Los ojos del hombre gris se encendieron.
—Desde luego que sí. Nunca he visto nada igual. Se paró ahí fuera, tiró el sombrero y lo pisoteó. Mire, aquí tengo el sombrero —sacó el sombrero sucio y destrozado de debajo del mostrador.
Tom lo cogió.
—Es él, no hay duda.
—Bueno, pues compró un par de pintas de whisky y no dijo ni una palabra. Le quitó el corcho y empinó la botella. Aquí no se puede beber, yo no tengo licencia, así que voy y le digo: «Oiga, no puede beber aquí. Tiene que salir afuera.» Pues bien, salió, se quedó justo al lado de la puerta y juraría que no empinó esa pinta más de cuatro veces antes de que estuviera vacía. Arrojó la botella y se apoyó en la puerta. Con los ojos como ausentes. Me dijo: «Gracias, señor», y se marchó. Nunca he visto a nadie beber de esa manera en toda mi vida.

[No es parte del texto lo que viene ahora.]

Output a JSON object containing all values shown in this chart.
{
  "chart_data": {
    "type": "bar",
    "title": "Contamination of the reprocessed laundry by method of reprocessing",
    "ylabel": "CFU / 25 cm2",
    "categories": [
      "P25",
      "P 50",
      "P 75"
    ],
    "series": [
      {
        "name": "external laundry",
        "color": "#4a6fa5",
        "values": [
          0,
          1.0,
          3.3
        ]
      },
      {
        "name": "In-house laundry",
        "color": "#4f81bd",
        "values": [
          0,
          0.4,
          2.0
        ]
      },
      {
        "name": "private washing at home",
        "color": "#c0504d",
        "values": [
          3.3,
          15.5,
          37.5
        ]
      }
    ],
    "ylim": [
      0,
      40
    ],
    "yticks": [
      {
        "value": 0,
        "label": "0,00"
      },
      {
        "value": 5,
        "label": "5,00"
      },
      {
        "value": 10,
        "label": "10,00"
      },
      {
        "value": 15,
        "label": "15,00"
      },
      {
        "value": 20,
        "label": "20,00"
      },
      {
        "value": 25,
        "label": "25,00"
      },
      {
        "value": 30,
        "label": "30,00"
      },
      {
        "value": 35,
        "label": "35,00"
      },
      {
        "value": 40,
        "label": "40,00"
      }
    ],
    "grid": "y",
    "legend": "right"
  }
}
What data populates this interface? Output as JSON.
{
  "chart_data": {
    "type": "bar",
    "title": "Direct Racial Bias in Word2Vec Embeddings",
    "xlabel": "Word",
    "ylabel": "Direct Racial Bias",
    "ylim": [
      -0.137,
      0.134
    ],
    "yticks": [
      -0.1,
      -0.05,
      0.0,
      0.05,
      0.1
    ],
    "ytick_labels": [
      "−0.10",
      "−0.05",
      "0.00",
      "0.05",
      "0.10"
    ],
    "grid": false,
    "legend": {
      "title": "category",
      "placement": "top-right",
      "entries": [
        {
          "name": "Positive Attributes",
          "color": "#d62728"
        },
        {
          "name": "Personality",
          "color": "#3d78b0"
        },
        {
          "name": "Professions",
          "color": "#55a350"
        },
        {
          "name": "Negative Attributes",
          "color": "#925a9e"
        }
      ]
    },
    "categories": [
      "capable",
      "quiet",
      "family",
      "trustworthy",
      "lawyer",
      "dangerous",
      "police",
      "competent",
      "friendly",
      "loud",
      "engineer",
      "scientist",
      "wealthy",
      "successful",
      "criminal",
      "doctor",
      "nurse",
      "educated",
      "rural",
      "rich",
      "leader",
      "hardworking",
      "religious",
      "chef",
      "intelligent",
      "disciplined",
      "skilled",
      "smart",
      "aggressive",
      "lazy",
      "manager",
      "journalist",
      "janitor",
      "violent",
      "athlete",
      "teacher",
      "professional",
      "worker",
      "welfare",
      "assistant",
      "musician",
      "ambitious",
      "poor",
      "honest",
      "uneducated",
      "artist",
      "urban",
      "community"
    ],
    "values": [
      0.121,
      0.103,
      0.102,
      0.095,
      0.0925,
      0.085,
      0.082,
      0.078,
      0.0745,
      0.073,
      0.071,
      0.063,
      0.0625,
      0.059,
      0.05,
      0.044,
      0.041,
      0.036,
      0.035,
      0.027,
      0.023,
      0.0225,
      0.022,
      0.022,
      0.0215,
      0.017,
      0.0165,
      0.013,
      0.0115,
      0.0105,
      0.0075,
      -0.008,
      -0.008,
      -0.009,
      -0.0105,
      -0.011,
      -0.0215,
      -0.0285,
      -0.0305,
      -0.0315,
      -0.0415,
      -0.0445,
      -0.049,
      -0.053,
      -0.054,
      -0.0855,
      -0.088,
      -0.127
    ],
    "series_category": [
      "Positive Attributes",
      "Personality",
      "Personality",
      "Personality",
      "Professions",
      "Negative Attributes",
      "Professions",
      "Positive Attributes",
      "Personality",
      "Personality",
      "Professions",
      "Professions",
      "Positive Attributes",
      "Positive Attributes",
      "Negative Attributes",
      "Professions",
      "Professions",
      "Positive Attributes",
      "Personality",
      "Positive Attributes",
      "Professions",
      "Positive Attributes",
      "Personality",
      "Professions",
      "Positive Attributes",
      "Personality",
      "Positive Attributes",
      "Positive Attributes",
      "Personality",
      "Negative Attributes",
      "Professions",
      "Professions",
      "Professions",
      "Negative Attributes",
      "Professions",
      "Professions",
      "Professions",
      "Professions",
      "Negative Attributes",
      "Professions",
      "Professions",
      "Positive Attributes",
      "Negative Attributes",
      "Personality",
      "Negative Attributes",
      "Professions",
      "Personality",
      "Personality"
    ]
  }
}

—¿Se marchó? ¿En qué dirección? Tengo que encontrarle.
—Pues resulta que sí se lo puedo decir. Nunca había visto a nadie beber así, de modo que me quedé mirándole. Fue hacia el norte; y entonces pasó un coche, lo iluminó y él cayó a la cuneta. Las piernas se le empezaban a doblar un poco. Ya tenía la otra pinta abierta. No debe andar muy lejos, tal como iba.
—Gracias —dijo Tom—. Tengo que encontrarle.
—¿Quiere llevarse el sombrero?
—Sí, sí, le hará falta. Bueno, pues gracias.
—¿Qué le pasa? —inquirió el hombre gris—. No obtenía ningún placer bebiendo así.
—Es un poco… depresivo. Bien, buenas noches. Y si ve a ese fantasma de Connie, dígale que nos hemos ido al sur.
—Tengo que localizar y dar recados a tanta gente que ni siquiera me acuerdo de todos.
—No se esfuerce demasiado —aconsejó Tom. Salió por la puerta de tela metálica con el polvoriento sombrero negro del tío John. Cruzó la carretera asfaltada y caminó por el borde de la misma. A sus pies, en una depresión, yacía el Hooverville; y las pequeñas hogueras parpadeaban y faroles relucían a través de las tiendas. En algún lugar del campamento sonaba una guitarra, acordes lentos, tocados sin una secuencia, como practicando. Tom se detuvo y escuchó y luego caminó lentamente por el borde de la carretera, parándose cada pocos pasos para volver a escuchar. Había avanzado un cuarto de milla antes de oír lo que estaba esperando. Desde el fondo del terraplén el sonido de una voz desafinada, espesa, cantando monótona. Tom ladeó la cabeza para oír mejor.
Y la apagada voz cantaba: «He dado mi corazón a Jesús; Jesús llévame contigo. He dado mi alma a Jesús, Jesús es mi hogar.» La canción fue desvaneciéndose hasta convertirse en un murmullo y desaparecer. Tom bajó presuroso por el terraplén, buscando el lugar del que provenía la canción. Al poco se detuvo y volvió a escuchar. Esta vez la voz era más cercana, la misma cantinela lenta y desafinada: «Oh, la noche que murió Maggie, ella me llamó a su lado y me dio aquellos calzones de franela roja que usaba. En las rodillas había bolsas…» Tom se movió hacia adelante con cautela. Vio la forma negra sentada en el suelo y se aproximó furtivamente y se sentó. El tío John empinó la pinta y el licor gorgoteó al pasar por el cuello de la botella.
Tom dijo en voz baja.
—¡Eh!, espera, ¿qué pasa contigo?
—¿Quién eres? —el tío John volvió la cabeza.
—¿Ya te has olvidado de mí? Te has bebido cuatro tragos por uno mío.
—No, Tom. No me vas a engañar. Estoy completamente solo. Tú no has estado aquí.
—Bueno, pues te aseguro que ahora sí que estoy. ¿Qué tal si me das un trago?
El tío John volvió a levantar la pinta y se oyó el glu-glu del whisky. Agitó la botella. Estaba vacía.
—No hay más —dijo—. Deseo tanto morir, tengo tantas ganas de morir, de morir un poquito. Lo necesito. Como estar dormido. Morir un poco. Tan cansado. Cansado. Tal vez… no volver a despertar —su voz canturreó como a lo lejos. «Llevaré una corona… una corona de oro.»
Tom dijo:
—Escúchame, tío John. Vamos a seguir camino. Ven conmigo y puedes ir a dormir directamente encima de la carga.
John meneó la cabeza.
—No. Seguid adelante. Yo no voy. Voy a descansar aquí. Es inútil que vuelva. No sería bueno para nadie… arrastrando mis pecados como calzoncillos sucios entre gente decente. Yo no voy.